Whether it’s getting out the door or an attempt to clear the homework off the table for dinnertime, many of us resort to yelling at our kids, telling them to work or move quickly. The Bible encourages us to build one another up, instead of speaking rudely. God reminds us, “Love is patient and kind; love does not envy or boast; it is not arrogant or rude. It does not insist on its own way; it is not irritable or resentful;” (I Corinthians 13:4-5, ESV). Instead, we could say something like this: “Jessica, if you need more time to work, that’s okay. Let’s go set up a quiet work space for you in the bedroom.”. Or, “Luke, we keep running late to school. Let’s work on this together. Do you think that keeping your shoes by the door might help you get going a little more quickly?” These are just a couple of ideas, but planning what we will say ahead of time will help us model Christ-like character in the heat of the moment. 
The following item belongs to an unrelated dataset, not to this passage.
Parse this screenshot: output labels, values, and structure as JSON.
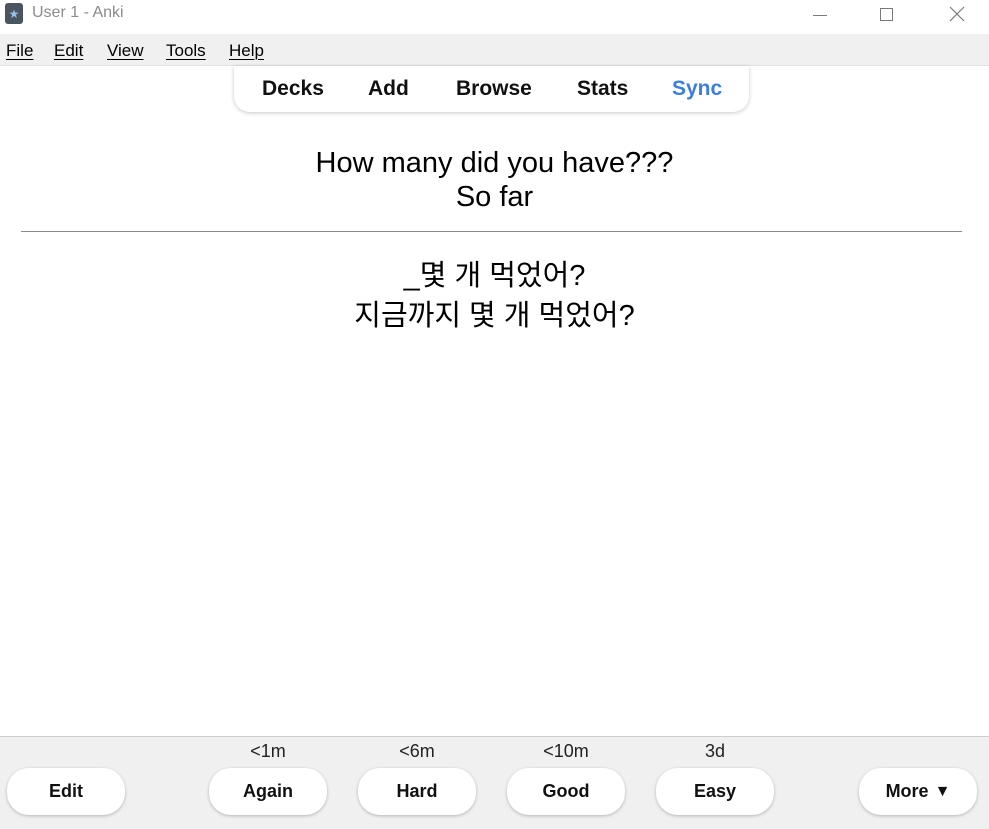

3. “If you spent as much energy trying to do it as you spend complaining about it, you’d be done already.” 

I know. The complaining can wear us down. Instead of lecturing our kids in these tense moments, something like this may be more helpful and compassionate: “Son, sometimes, we have to do hard things. I know you’d rather be doing something else, but when you work without complaining, as God asks us to do, then we will get through it more quickly. And, you will please the Lord. I’m proud of you for being willing to do hard things with a joyful spirit.” 

These “Parenting Scripts” can make all the difference in the tone and atmosphere of our homes. When we become consistent in our kindness, we will have a great impact on the hearts of our children. Losing our cool, being quick to anger, and saying things we regret doesn’t do anybody any good.

As the school year ramps up, let’s not just check off the school supply list and think we are ready. Are there other things you say that you know you need to stop saying to your children? Let’s invite the Holy Spirit to search our hearts and help us to be ready to speak to our kids with grace and love.